Choose Minimally-Processed Food When Possible
Choose minimally processed foods instead of ultra-processed foods. They also suggest minimizing the intake of beverages and foods with added sugars while choosing and preparing foods with little or no salt.
These three points can be grouped together because they all highlight the health detriment of eating too much ultra-processed food, which is high in sugar and sodium (plus additives and preservatives).
Studies show that about 60% of calories in the average American diet come from ultra-processed foods, which has been linked with an increased risk of developing heart disease.
Limit Alcohol Intake
If you do not drink alcohol, do not start; if you choose to drink alcohol, limit intake. The Dietary Guidelines for Americans say that if you drink, alcohol intake should be limited to one drink a day for women, or two drinks for men.

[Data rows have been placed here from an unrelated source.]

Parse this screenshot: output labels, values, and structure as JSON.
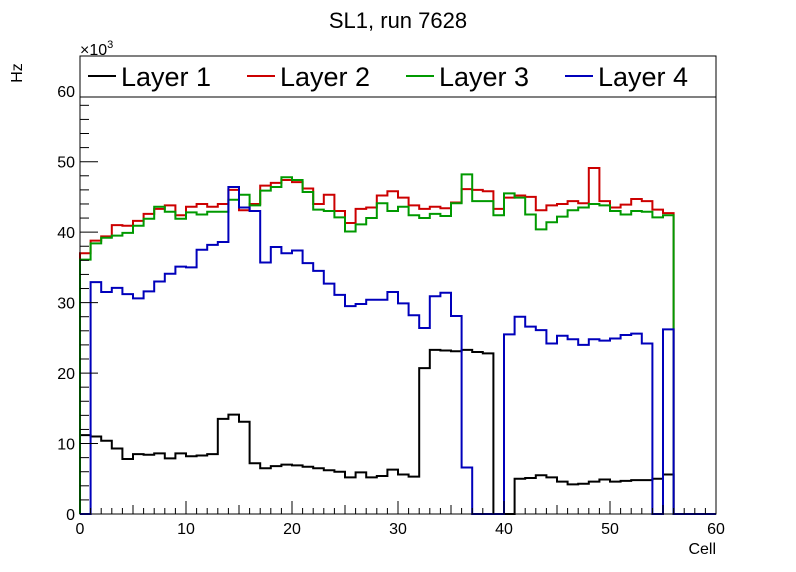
{
  "chart_data": {
    "type": "line",
    "style": "step-histogram",
    "title": "SL1, run 7628",
    "xlabel": "Cell",
    "ylabel": "Hz",
    "y_multiplier": "×10",
    "y_multiplier_exp": "3",
    "xlim": [
      0,
      60
    ],
    "ylim": [
      0,
      65
    ],
    "x_ticks": [
      "0",
      "10",
      "20",
      "30",
      "40",
      "50",
      "60"
    ],
    "y_ticks": [
      "0",
      "10",
      "20",
      "30",
      "40",
      "50",
      "60"
    ],
    "bin_width": 1,
    "series": [
      {
        "name": "Layer 1",
        "color": "#000000",
        "values": [
          11.2,
          11.0,
          10.4,
          9.3,
          7.8,
          8.5,
          8.4,
          8.6,
          7.9,
          8.6,
          8.2,
          8.3,
          8.5,
          13.5,
          14.1,
          13.1,
          7.2,
          6.5,
          6.8,
          7.0,
          6.9,
          6.7,
          6.5,
          6.2,
          6.0,
          5.2,
          5.9,
          5.2,
          5.4,
          6.3,
          5.6,
          5.3,
          20.7,
          23.3,
          23.2,
          23.1,
          23.3,
          23.0,
          22.8,
          0,
          0,
          5.0,
          5.1,
          5.5,
          5.2,
          4.6,
          4.2,
          4.3,
          4.6,
          4.9,
          4.6,
          4.7,
          4.8,
          4.8,
          5.0,
          5.6
        ]
      },
      {
        "name": "Layer 2",
        "color": "#cc0000",
        "values": [
          37.0,
          38.8,
          39.4,
          41.0,
          40.9,
          41.6,
          42.6,
          43.3,
          43.8,
          42.4,
          43.6,
          44.0,
          43.6,
          44.0,
          46.0,
          43.1,
          44.0,
          46.6,
          47.0,
          47.4,
          47.1,
          46.2,
          44.0,
          45.3,
          43.0,
          41.3,
          43.3,
          43.5,
          45.2,
          45.8,
          44.9,
          43.8,
          43.3,
          43.6,
          43.4,
          44.2,
          46.1,
          46.0,
          45.8,
          43.3,
          44.9,
          45.2,
          45.0,
          43.1,
          43.8,
          44.0,
          44.4,
          44.1,
          49.1,
          44.4,
          43.5,
          43.9,
          44.7,
          44.4,
          43.2,
          42.7
        ]
      },
      {
        "name": "Layer 3",
        "color": "#009900",
        "values": [
          36.1,
          38.4,
          39.2,
          39.5,
          39.9,
          40.9,
          41.9,
          43.6,
          42.9,
          41.9,
          42.8,
          42.5,
          42.9,
          42.9,
          44.6,
          45.3,
          43.8,
          45.9,
          46.4,
          47.8,
          47.4,
          45.7,
          43.2,
          43.0,
          42.1,
          40.1,
          41.1,
          42.0,
          44.1,
          43.0,
          43.6,
          42.4,
          42.0,
          42.6,
          42.3,
          44.1,
          48.2,
          44.4,
          44.4,
          42.4,
          45.5,
          44.9,
          42.5,
          40.4,
          41.4,
          42.2,
          43.1,
          43.5,
          44.0,
          43.8,
          43.0,
          42.5,
          43.0,
          42.9,
          42.1,
          42.4
        ]
      },
      {
        "name": "Layer 4",
        "color": "#0000bb",
        "values": [
          0,
          32.9,
          31.5,
          32.1,
          31.2,
          30.6,
          31.6,
          33.0,
          34.1,
          35.1,
          35.0,
          37.5,
          38.2,
          38.6,
          46.4,
          43.5,
          43.0,
          35.7,
          37.9,
          37.0,
          37.4,
          35.6,
          34.5,
          32.7,
          31.1,
          29.5,
          29.8,
          30.4,
          30.4,
          31.5,
          29.9,
          28.2,
          26.4,
          30.9,
          31.4,
          28.1,
          6.6,
          0,
          0,
          0,
          25.5,
          28.0,
          26.6,
          26.1,
          24.2,
          25.3,
          24.8,
          24.0,
          24.8,
          24.6,
          24.9,
          25.4,
          25.6,
          24.2,
          0,
          26.2
        ]
      }
    ],
    "legend": {
      "placement": "top",
      "entries": [
        "Layer 1",
        "Layer 2",
        "Layer 3",
        "Layer 4"
      ]
    }
  }
}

According to the AHA, the relationship between alcohol and cardiovascular disease is not only complex but appears to be impacted by the amount of alcohol a person drinks. Of course, other factors contribute to the impact including a person’s pattern of drinking, their age, and their sex.
But for some negative outcomes, there is a direct relationship between alcohol intake and the risk for stroke and atrial fibrillation. In other words, as alcohol consumption increases, so does a person’s risk.
Recognize Guidance Applies in all Scenarios
The AHA recommends adhering to this guidance regardless of where food is prepared or consumed. Whether dining out, ordering in, or cooking from scratch, the same tips listed above still apply. To protect your heart health, it is important to make decisions about what you are eating with these suggestions in mind no matter where you are or what you are doing.
Although the list primarily focuses on food and nutrition, there are other elements that play a critical role in heart health, too. For instance, Harris-Pincus indicates that stress management and quality sleep are important elements for cardiovascular health since both are linked to an increased risk for heart disease.
“Meal timing is also a factor,” adds Harris-Pincus. “There is evidence that following our circadian rhythm and consuming a higher percentage of calories earlier in the day can improve risk factors for CVD such as blood lipids, glucose, insulin, and blood pressure.”